The empty-stadium game at Camden Yards today is going to be weird. And the Orioles being the “home” team in Tampa Bay this weekend is not ideal. But it’s rather difficult to see what else Major League Baseball could’ve done about all that is going on in Baltimore right now.
Nancy Armour of USA Today thinks differently. I don’t mean to single her out as, I’m sure, there are others who question what’s happening with these Orioles games. It’s fair to question it, as it’s just a weird situation all around and there are not truly satisfying answers. But a couple of the main points are worth talking about.
Her primary criticism is that baseball is “acting out of fear” and that baseball “assumes the worst of the people of Baltimore.” I’m sympathetic to that notion and feel like, if they had a normal game with fans allowed in and nothing bad happened, it would be a good thing that would go a long way toward combatting some of the worst stereotypes of the people of Baltimore since the unrest began. But I also don’t blame baseball for not taking that risk.
What if something does happen? What if riots or violence does interfere with fans going to and from the park? What if someone is injured? The injury would be bad for its own sake and the optics would be bad for both baseball and Baltimore, would they not? Less philosophically, Major League Baseball is a business. A business which has had teams incur liability in the recent past for being unable to ensure the safety of fans coming and going from the ballpark. It’s hard to blame that business for not knowingly taking such a risk in this situation, however much you’d like to see a game with fans pulled off in Baltimore today.

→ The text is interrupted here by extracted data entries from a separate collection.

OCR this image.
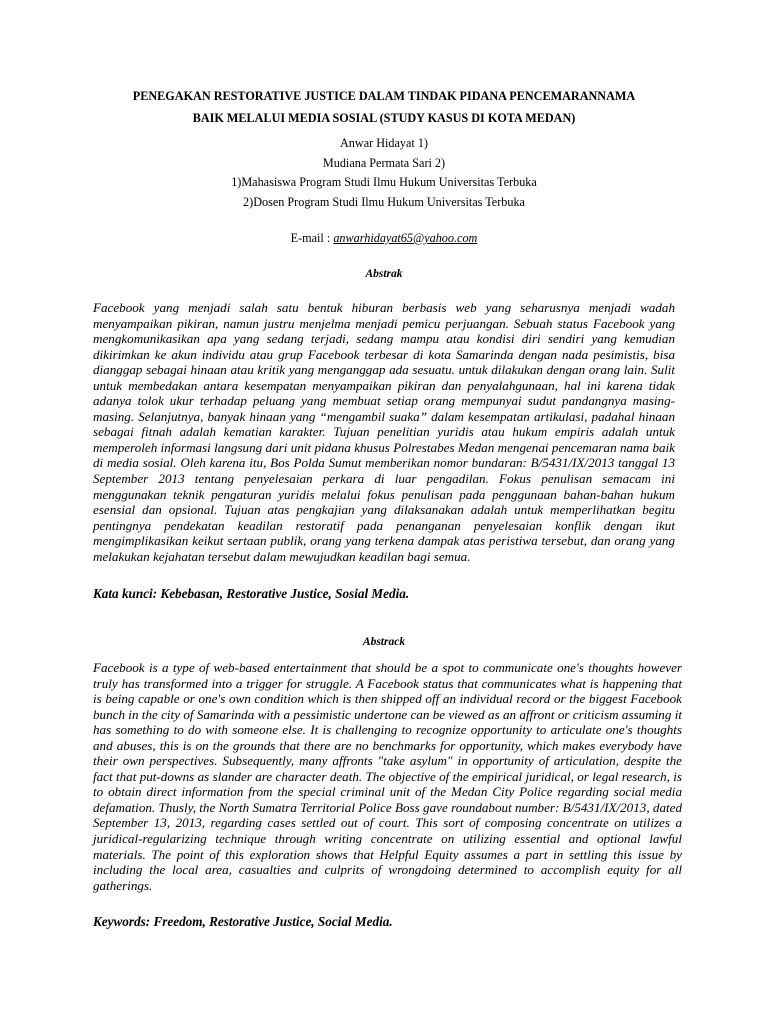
PENEGAKAN RESTORATIVE JUSTICE DALAM TINDAK PIDANA PENCEMARANNAMA
BAIK MELALUI MEDIA SOSIAL (STUDY KASUS DI KOTA MEDAN)
Anwar Hidayat 1)
Mudiana Permata Sari 2)
1)Mahasiswa Program Studi Ilmu Hukum Universitas Terbuka
2)Dosen Program Studi Ilmu Hukum Universitas Terbuka

E-mail : anwarhidayat65@yahoo.com

Abstrak

Facebook yang menjadi salah satu bentuk hiburan berbasis web yang seharusnya menjadi wadah menyampaikan pikiran, namun justru menjelma menjadi pemicu perjuangan. Sebuah status Facebook yang mengkomunikasikan apa yang sedang terjadi, sedang mampu atau kondisi diri sendiri yang kemudian dikirimkan ke akun individu atau grup Facebook terbesar di kota Samarinda dengan nada pesimistis, bisa dianggap sebagai hinaan atau kritik yang menganggap ada sesuatu. untuk dilakukan dengan orang lain. Sulit untuk membedakan antara kesempatan menyampaikan pikiran dan penyalahgunaan, hal ini karena tidak adanya tolok ukur terhadap peluang yang membuat setiap orang mempunyai sudut pandangnya masing-masing. Selanjutnya, banyak hinaan yang “mengambil suaka” dalam kesempatan artikulasi, padahal hinaan sebagai fitnah adalah kematian karakter. Tujuan penelitian yuridis atau hukum empiris adalah untuk memperoleh informasi langsung dari unit pidana khusus Polrestabes Medan mengenai pencemaran nama baik di media sosial. Oleh karena itu, Bos Polda Sumut memberikan nomor bundaran: B/5431/IX/2013 tanggal 13 September 2013 tentang penyelesaian perkara di luar pengadilan. Fokus penulisan semacam ini menggunakan teknik pengaturan yuridis melalui fokus penulisan pada penggunaan bahan-bahan hukum esensial dan opsional. Tujuan atas pengkajian yang dilaksanakan adalah untuk memperlihatkan begitu pentingnya pendekatan keadilan restoratif pada penanganan penyelesaian konflik dengan ikut mengimplikasikan keikut sertaan publik, orang yang terkena dampak atas peristiwa tersebut, dan orang yang melakukan kejahatan tersebut dalam mewujudkan keadilan bagi semua.

Kata kunci: Kebebasan, Restorative Justice, Sosial Media.

Abstrack

Facebook is a type of web-based entertainment that should be a spot to communicate one's thoughts however truly has transformed into a trigger for struggle. A Facebook status that communicates what is happening that is being capable or one's own condition which is then shipped off an individual record or the biggest Facebook bunch in the city of Samarinda with a pessimistic undertone can be viewed as an affront or criticism assuming it has something to do with someone else. It is challenging to recognize opportunity to articulate one's thoughts and abuses, this is on the grounds that there are no benchmarks for opportunity, which makes everybody have their own perspectives. Subsequently, many affronts "take asylum" in opportunity of articulation, despite the fact that put-downs as slander are character death. The objective of the empirical juridical, or legal research, is to obtain direct information from the special criminal unit of the Medan City Police regarding social media defamation. Thusly, the North Sumatra Territorial Police Boss gave roundabout number: B/5431/IX/2013, dated September 13, 2013, regarding cases settled out of court. This sort of composing concentrate on utilizes a juridical-regularizing technique through writing concentrate on utilizing essential and optional lawful materials. The point of this exploration shows that Helpful Equity assumes a part in settling this issue by including the local area, casualties and culprits of wrongdoing determined to accomplish equity for all gatherings.

Keywords: Freedom, Restorative Justice, Social Media.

Armour’s other suggestions — moving the game to Washington or Philadelphia — aren’t realistic. She notes that business disputes between the Nats and Orioles prevents the former. Logistics make moving the games to a neutral location all the more difficult. Gearing up for a road trip to Tampa Bay is one thing. Moving stuff to a third location and figuring out the finances of that stuff is a lot more difficult. And who, really, would that serve? Not the people stuck in unrest in Baltimore right now. It might be nice for rich people in the suburbs who can take a road trip to see the O’s play in Washington or Philly, but they aren’t exactly the ones for whom we should be most concerned at the moment.
I agree with Armour and others that this is a less-than-ideal situation. But it seems to me that, between an unbalanced schedule which doesn’t have the White Sox coming back to Baltimore again this year and the risks and liabilities associated with putting a ballgame on in Baltimore at this very moment, it’s the best of many less-than-ideal options.